In our May 2020 Risk Update we addressed the question whether general knowledge of a client’s strategy, policies and procedures constitute ‘related matters’ can be sufficient to prevent a firm from acting on the basis that they have confidential information. We mentioned an American case involving insurance defence lawyers. Another such case followed in quick succession, Plein v. USAA Cas. Ins. Co., No. 97563-9 (Wash. May 21, 2020.) It was held that for disqualification, the prior matter had to involve confidential factual information, which was not the case here.

In a contested Court of Protection application for appointment of a Deputy, the court addressed the fact that the solicitor applicant would charge for her services and instruct her own firm in relation to legal proceedings, creating a possible conflict of interest but considered that this was manageable under a well-established process and is a regular and accepted part of Court of Protection proceedings. See KKL Executor & Trustee Company Ltd v Harrison [2020] EWCOP 25.

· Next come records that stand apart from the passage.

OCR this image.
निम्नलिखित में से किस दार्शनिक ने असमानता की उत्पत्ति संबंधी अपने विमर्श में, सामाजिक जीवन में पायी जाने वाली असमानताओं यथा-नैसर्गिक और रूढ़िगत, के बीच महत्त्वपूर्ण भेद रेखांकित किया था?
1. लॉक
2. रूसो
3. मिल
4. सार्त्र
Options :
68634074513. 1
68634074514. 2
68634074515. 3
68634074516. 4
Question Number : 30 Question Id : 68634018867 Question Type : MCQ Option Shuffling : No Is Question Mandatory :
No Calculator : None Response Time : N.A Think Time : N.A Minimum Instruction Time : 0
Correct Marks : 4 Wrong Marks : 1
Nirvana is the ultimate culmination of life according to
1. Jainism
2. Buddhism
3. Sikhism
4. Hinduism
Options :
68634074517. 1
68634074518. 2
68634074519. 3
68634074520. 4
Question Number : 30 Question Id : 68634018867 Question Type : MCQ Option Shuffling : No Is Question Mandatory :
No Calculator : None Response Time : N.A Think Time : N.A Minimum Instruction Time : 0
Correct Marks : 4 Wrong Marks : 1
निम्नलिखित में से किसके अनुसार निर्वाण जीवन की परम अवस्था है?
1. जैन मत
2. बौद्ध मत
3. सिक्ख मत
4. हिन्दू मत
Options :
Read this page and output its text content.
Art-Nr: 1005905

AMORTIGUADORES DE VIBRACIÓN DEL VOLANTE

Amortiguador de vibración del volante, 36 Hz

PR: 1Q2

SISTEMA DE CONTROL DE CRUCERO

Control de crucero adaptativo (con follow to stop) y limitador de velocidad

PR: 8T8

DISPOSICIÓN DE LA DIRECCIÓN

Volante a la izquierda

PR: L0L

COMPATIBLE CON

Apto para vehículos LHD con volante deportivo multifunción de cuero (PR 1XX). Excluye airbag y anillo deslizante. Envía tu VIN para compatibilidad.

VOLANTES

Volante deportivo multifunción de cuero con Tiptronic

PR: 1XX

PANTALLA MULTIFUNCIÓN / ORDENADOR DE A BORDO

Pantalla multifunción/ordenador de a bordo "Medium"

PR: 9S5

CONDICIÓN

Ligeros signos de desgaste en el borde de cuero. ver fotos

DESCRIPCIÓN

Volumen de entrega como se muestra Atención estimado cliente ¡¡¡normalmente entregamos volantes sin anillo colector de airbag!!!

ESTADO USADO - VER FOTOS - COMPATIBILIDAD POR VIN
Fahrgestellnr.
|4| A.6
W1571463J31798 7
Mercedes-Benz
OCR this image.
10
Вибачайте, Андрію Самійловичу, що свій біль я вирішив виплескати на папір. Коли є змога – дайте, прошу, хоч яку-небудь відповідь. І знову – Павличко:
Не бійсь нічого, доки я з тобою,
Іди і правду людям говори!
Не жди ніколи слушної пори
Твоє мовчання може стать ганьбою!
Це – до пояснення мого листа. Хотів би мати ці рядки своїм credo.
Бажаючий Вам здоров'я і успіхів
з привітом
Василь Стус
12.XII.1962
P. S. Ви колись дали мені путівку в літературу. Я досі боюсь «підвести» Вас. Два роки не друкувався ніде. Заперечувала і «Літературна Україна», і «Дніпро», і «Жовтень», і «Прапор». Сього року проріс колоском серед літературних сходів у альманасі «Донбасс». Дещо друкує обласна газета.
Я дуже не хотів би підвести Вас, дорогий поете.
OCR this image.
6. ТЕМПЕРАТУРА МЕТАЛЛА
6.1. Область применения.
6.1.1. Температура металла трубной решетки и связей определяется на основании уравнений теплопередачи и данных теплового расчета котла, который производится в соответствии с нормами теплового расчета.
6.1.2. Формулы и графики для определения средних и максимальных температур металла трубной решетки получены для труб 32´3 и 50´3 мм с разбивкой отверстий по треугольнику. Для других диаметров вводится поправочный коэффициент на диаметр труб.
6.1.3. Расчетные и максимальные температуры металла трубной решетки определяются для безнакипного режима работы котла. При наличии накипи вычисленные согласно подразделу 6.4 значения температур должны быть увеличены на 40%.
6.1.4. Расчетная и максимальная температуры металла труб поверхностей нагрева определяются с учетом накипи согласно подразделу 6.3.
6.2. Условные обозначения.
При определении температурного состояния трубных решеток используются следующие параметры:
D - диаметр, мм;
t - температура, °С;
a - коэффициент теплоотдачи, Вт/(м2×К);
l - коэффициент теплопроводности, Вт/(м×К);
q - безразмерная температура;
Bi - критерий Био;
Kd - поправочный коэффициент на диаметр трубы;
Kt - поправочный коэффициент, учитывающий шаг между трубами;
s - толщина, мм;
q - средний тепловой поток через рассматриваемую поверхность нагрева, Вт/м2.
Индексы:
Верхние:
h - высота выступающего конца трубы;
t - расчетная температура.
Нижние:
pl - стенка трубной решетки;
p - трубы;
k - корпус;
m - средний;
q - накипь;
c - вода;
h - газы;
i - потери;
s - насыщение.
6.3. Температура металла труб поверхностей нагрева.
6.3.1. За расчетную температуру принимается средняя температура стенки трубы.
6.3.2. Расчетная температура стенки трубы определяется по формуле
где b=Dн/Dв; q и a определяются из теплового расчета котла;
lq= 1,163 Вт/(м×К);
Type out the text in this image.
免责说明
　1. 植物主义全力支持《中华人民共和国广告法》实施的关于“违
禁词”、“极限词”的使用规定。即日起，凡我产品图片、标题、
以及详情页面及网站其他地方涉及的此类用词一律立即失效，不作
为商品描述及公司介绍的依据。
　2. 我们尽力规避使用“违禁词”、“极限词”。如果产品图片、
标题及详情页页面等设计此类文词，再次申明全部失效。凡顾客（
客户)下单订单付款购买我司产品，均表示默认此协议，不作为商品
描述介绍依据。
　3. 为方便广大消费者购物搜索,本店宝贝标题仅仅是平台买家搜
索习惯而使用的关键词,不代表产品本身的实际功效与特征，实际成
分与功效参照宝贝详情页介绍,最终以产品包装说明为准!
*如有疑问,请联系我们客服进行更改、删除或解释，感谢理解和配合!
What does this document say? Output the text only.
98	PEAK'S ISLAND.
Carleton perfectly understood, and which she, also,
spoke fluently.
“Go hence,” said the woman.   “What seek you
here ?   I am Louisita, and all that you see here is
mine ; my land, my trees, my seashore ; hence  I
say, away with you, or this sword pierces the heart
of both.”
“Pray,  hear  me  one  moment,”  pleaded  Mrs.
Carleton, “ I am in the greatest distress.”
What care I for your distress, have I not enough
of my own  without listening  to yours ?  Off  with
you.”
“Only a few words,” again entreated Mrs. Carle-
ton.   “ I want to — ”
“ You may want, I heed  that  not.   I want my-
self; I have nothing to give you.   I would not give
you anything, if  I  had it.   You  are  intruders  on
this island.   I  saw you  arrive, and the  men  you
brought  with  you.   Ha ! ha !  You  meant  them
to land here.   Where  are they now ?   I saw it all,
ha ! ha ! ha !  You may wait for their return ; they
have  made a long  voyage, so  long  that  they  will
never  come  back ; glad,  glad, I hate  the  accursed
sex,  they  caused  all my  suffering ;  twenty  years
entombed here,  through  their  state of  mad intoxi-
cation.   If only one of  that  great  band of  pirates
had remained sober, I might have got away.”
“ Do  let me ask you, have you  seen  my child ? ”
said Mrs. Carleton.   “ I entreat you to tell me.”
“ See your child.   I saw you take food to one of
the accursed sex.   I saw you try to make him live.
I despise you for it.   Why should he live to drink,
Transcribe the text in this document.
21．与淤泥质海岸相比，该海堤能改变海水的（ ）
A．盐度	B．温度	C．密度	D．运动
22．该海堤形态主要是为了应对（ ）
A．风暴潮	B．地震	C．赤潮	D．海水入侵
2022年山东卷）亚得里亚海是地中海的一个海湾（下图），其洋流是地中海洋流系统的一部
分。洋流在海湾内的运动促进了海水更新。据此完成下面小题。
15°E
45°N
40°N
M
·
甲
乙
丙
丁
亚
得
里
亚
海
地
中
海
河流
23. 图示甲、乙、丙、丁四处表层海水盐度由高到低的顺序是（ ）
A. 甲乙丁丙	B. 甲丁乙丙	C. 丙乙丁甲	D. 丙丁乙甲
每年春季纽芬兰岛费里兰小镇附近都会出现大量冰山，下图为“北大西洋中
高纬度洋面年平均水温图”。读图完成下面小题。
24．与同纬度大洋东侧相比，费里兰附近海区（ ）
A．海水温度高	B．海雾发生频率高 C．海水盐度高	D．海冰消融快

In SRA v Mawbey-Shaw and Law Offices UK Ltd 12037-2019, a judgment of the Solicitors Disciplinary Tribunal on an agreed outcome, allegation 3 against the respondent solicitor was that he acted for buyer and sellers in multiple conveyancing transac-tions. The buyer was a company in the business of purchasing private property via quick sales at discount prices. According to the First Respondent, the properties in question were usually “blighted” in some way (e.g. defective title; adverse surveyor’s report), or a quick sale was needed or desired (e.g. because it was a probate property). The discount was typically in the region of 30% on the market value. (The first part of the agreed outcome concerns an unrelated allegation relating to investment schemes, on which there have been several other recent decisions.) A fine of £17,500 was imposed, with restrictions on practice and costs of £36,650.